Castle Sieges and PC games

My oldest son has a castle project to do. Basically he needs to build and present a model castle to the class. He must choose from either the early, middle or late middle ages and he’s pretty keen to build his model as a castle under siege.

It occurs to me that mucking about with some decent simulations of castle sieges from the various periods would give him some context for the things he’s reading about. Does anyone have any ideas for PC games that might allow him to build, defend or attack a castle? I’d guess a Total War game would be one idea but I don’t know that series well and perhaps there are better options out there.


For first-person attack or defense, go with Mount & Blade. Haven’t seen any in Warband yet but the original uses siege towers for some castles.

You might look at Strongholdas well

…is ok, Castles II is far better and GOG.COM has them both for $5.99

ETA - Nevermind my post, Lute is all over it. :slight_smile:


Not recent, but Lords of the Realm was pretty rockin’.

If you go with Total War, Medieval II would give you the prettiest castle models and the nicest variety of siege engines to attack them with. High level castle towns will have largish walled cities with a higher walled castle within, and a keep inside that.

Medieval II Total War, Stronghold and Mount & Blade Warband will give him the best impressions of castles and sieges, IMHO - at least from a video game perspective :wink:

This should definitely be supplemented with some reading and maybe a documentary or two of course.
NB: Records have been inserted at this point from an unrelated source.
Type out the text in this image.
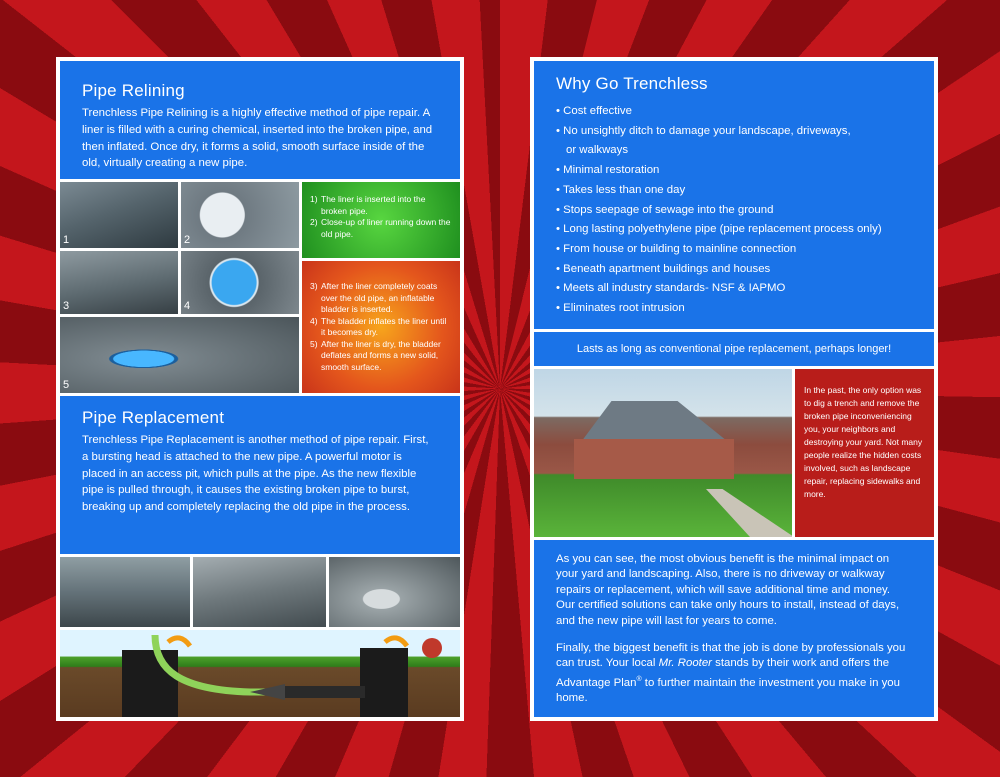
Pipe Relining

Trenchless Pipe Relining is a highly effective method of pipe repair. A liner is filled with a curing chemical, inserted into the broken pipe, and then inflated. Once dry, it forms a solid, smooth surface inside of the old, virtually creating a new pipe.

1	2
3	4
5
1) The liner is inserted into the broken pipe.
2) Close-up of liner running down the old pipe.
3) After the liner completely coats over the old pipe, an inflatable bladder is inserted.
4) The bladder inflates the liner until it becomes dry.
5) After the liner is dry, the bladder deflates and forms a new solid, smooth surface.
Pipe Replacement

Trenchless Pipe Replacement is another method of pipe repair. First, a bursting head is attached to the new pipe. A powerful motor is placed in an access pit, which pulls at the pipe. As the new flexible pipe is pulled through, it causes the existing broken pipe to burst, breaking up and completely replacing the old pipe in the process.

Why Go Trenchless
• Cost effective
• No unsightly ditch to damage your landscape, driveways,
or walkways
• Minimal restoration
• Takes less than one day
• Stops seepage of sewage into the ground
• Long lasting polyethylene pipe (pipe replacement process only)
• From house or building to mainline connection
• Beneath apartment buildings and houses
• Meets all industry standards- NSF & IAPMO
• Eliminates root intrusion
Lasts as long as conventional pipe replacement, perhaps longer!
In the past, the only option was to dig a trench and remove the broken pipe inconveniencing you, your neighbors and destroying your yard. Not many people realize the hidden costs involved, such as landscape repair, replacing sidewalks and more.

As you can see, the most obvious benefit is the minimal impact on your yard and landscaping. Also, there is no driveway or walkway repairs or replacement, which will save additional time and money. Our certified solutions can take only hours to install, instead of days, and the new pipe will last for years to come.

Finally, the biggest benefit is that the job is done by professionals you can trust. Your local Mr. Rooter stands by their work and offers the Advantage Plan® to further maintain the investment you make in you home.
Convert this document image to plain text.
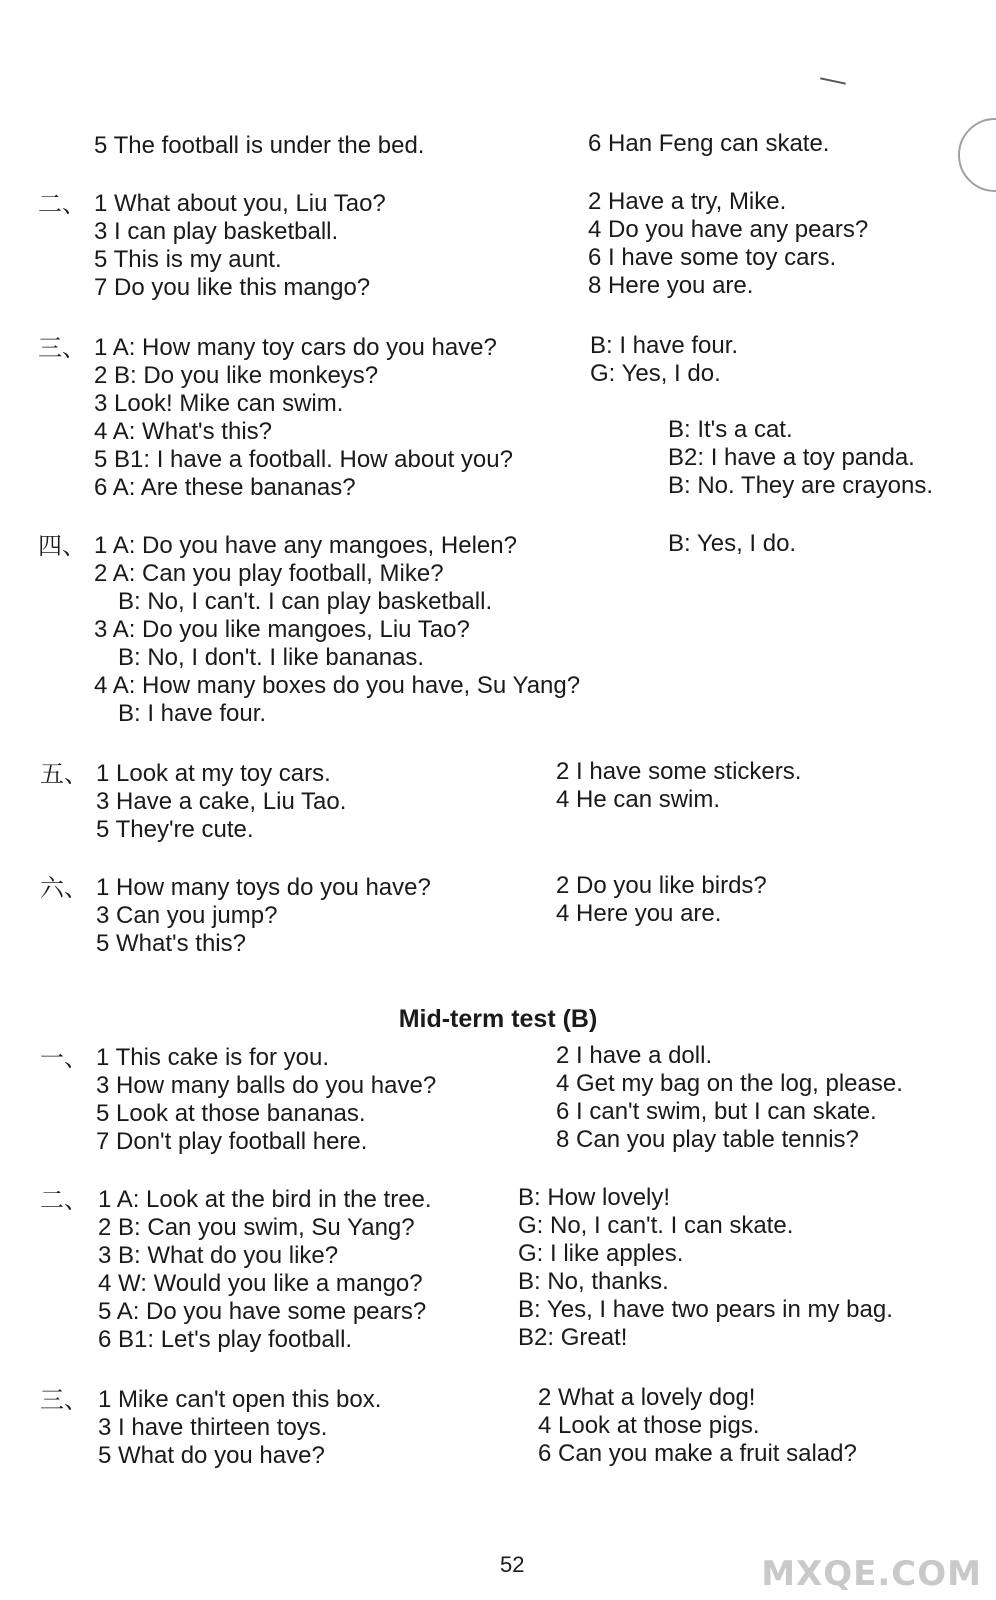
5 The football is under the bed.	6 Han Feng can skate.
二、 1 What about you, Liu Tao?	2 Have a try, Mike.
3 I can play basketball.	4 Do you have any pears?
5 This is my aunt.	6 I have some toy cars.
7 Do you like this mango?	8 Here you are.
三、 1 A: How many toy cars do you have?	B: I have four.
2 B: Do you like monkeys?	G: Yes, I do.
3 Look! Mike can swim.
4 A: What's this?	B: It's a cat.
5 B1: I have a football. How about you?	B2: I have a toy panda.
6 A: Are these bananas?	B: No. They are crayons.
四、 1 A: Do you have any mangoes, Helen?	B: Yes, I do.
2 A: Can you play football, Mike?
B: No, I can't. I can play basketball.
3 A: Do you like mangoes, Liu Tao?
B: No, I don't. I like bananas.
4 A: How many boxes do you have, Su Yang?
B: I have four.
五、 1 Look at my toy cars.	2 I have some stickers.
3 Have a cake, Liu Tao.	4 He can swim.
5 They're cute.
六、 1 How many toys do you have?	2 Do you like birds?
3 Can you jump?	4 Here you are.
5 What's this?
Mid-term test (B)
一、 1 This cake is for you.	2 I have a doll.
3 How many balls do you have?	4 Get my bag on the log, please.
5 Look at those bananas.	6 I can't swim, but I can skate.
7 Don't play football here.	8 Can you play table tennis?
二、 1 A: Look at the bird in the tree.	B: How lovely!
2 B: Can you swim, Su Yang?	G: No, I can't. I can skate.
3 B: What do you like?	G: I like apples.
4 W: Would you like a mango?	B: No, thanks.
5 A: Do you have some pears?	B: Yes, I have two pears in my bag.
6 B1: Let's play football.	B2: Great!
三、 1 Mike can't open this box.	2 What a lovely dog!
3 I have thirteen toys.	4 Look at those pigs.
5 What do you have?	6 Can you make a fruit salad?
52	MXQE.COM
There’s a small mountain of library books in the living room so we’re covered there.

Guess I’ll go see if anyone nearby has one of the recommended games and we’ll see what kind of little warlord I’ve got running around the house.

And Luke I’d forgotten completely about Castles - fun game. Wonder why they don’t make more of those kinds of games. I guess they’re rolled into bigger strategy games now.

Bonus points if he makes the wells and granaries on the inside of the castles stand out.

Well, it would be a bonus for the people living there in the 3+ years it usually took to end sieges.

He has mentioned wells and how the people in the castle would need water. Granaries however have never come up. I’ll see if I can get him to link water to food and food to storage. I’m pretty sure the length of sieges hasn’t sunk in - not that a PC game with time compression will help of course. :))

The best wells I’ve seen around Spanish castles weren’t visible from the outside, as they were inside the stronghold proper.

Granaries were also often not separate buildings (which would have been a vulnerability). The “siege granary” would usually be stone and part, again, of the stronghold proper. I’ve seen some where 1/3 of the habitable volume was granaries/larders, strewn about the building if it was large enough for it.

I don’t think this is correct. Though I’d like to be proved wrong.

As far as I know sieges didn’t usually take more than a few months to either succeed or be broken (by reinforcements). Many only lasted days, others did indeed last many months, but I haven’t heard of years, except in rare circumstances, not as the usual length of time i took one o be resolved.

I have heard that the siege machines of the time weren’t really that effective. It’s not like the games where you can bring down a wall in a few minutes.

My study of sieges has been haphazard, but I’ve looked it up now and you were definitely right. Usually decided between 2 and 3 months, with some notable exceptions in both directions. Like the sieges of Paris and Acre, which lasted one and a half and two years, or far out there the siege of Candia, which lasted 22 years. Or the recent siege of Sarajevo, which lasted for four years. Those are the exceptions to the rule, though.

So I’ll reword my point; sieges were often and mostly broken early in the first few months, but they could drag on for years if the defenders couldn’t muster the forces to break the investiture and the attackers were content to starve them out.